Follow up REST API performance
This blog post aims to summarize the investigation of the REST API performance, and give some hints and collections of what to improve.
REST API Metrics
One remark from the last experiments was that we do not have good insights for the REST API. Actually, we have the necessary metrics already exposed, but not yet available in our Dashboard.
This is currently prepared with #33907. Based on this, I was able to further investigate the REST API performance.
What we can see is that our requests take on average more than 50ms to complete. This is causing our throughput to go down, we are not able to create 150 PI/s even.

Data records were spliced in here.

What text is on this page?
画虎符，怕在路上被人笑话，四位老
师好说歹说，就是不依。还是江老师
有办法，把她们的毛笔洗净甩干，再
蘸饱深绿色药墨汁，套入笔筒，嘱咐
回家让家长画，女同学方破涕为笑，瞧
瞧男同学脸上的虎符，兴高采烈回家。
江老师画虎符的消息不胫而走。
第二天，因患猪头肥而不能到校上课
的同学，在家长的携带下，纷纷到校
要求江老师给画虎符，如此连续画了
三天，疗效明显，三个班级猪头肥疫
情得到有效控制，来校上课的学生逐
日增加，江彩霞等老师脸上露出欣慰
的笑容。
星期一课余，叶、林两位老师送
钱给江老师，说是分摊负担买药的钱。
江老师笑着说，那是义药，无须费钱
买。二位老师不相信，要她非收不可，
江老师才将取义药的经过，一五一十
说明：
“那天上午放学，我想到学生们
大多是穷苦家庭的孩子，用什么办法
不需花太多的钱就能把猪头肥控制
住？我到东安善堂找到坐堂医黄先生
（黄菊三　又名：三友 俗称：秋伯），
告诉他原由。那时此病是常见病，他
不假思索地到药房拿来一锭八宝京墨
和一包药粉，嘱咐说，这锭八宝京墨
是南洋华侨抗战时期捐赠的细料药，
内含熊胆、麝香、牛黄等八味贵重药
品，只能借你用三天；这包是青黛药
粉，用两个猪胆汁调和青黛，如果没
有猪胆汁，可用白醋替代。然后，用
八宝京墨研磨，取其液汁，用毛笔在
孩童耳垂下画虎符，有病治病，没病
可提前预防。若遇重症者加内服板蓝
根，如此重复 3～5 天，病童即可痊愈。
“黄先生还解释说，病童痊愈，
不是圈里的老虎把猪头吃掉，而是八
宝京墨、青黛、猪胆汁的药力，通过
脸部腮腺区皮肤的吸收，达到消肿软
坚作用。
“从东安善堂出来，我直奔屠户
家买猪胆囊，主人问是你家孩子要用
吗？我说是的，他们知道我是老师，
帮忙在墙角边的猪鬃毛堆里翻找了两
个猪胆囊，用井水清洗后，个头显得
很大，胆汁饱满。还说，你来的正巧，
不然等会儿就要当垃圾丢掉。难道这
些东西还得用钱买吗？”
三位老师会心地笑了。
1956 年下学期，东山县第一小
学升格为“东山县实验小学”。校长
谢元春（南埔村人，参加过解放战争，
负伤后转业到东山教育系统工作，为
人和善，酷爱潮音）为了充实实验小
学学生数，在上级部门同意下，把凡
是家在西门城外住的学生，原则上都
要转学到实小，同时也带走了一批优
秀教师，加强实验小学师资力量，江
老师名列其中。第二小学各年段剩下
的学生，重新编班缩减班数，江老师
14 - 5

Looking at a different Benchmark using gRPC, we can see that requests take 5-10ms to complete, and have a stable throughput
Due to the slower workers (on completion), we can see error reports of the workers not being able to accept further job pushes. This has been mentioned in the previous blog post as well. This, in consequence, means the worker sends FAIL commands for such jobs, to give them back. It has a cascading effect, as jobs are sent back and forth and impacting the general process instance execution latency (which grows up to 60s compared to 0.2 s).
Investigating Worker errors
In our previous experiments, we have seen the following exceptions
13:25:14.684 [pool-4-thread-3] WARN io.camunda.client.job.worker - Worker benchmark failed to handle job with key 4503599628992806 of type benchmark-task, sending fail command to broker
java.lang.IllegalStateException: Queue full
at java.base/java.util.AbstractQueue.add(AbstractQueue.java:98) ~[?:?]
at java.base/java.util.concurrent.ArrayBlockingQueue.add(ArrayBlockingQueue.java:329) ~[?:?]
at io.camunda.zeebe.Worker.lambda$handleJob$1(Worker.java:122) ~[classes/:?]
at io.camunda.client.impl.worker.JobRunnableFactoryImpl.executeJob(JobRunnableFactoryImpl.java:45) ~[camunda-client-java-8.8.0-SNAPSHOT.jar:8.8.0-SNAPSHOT]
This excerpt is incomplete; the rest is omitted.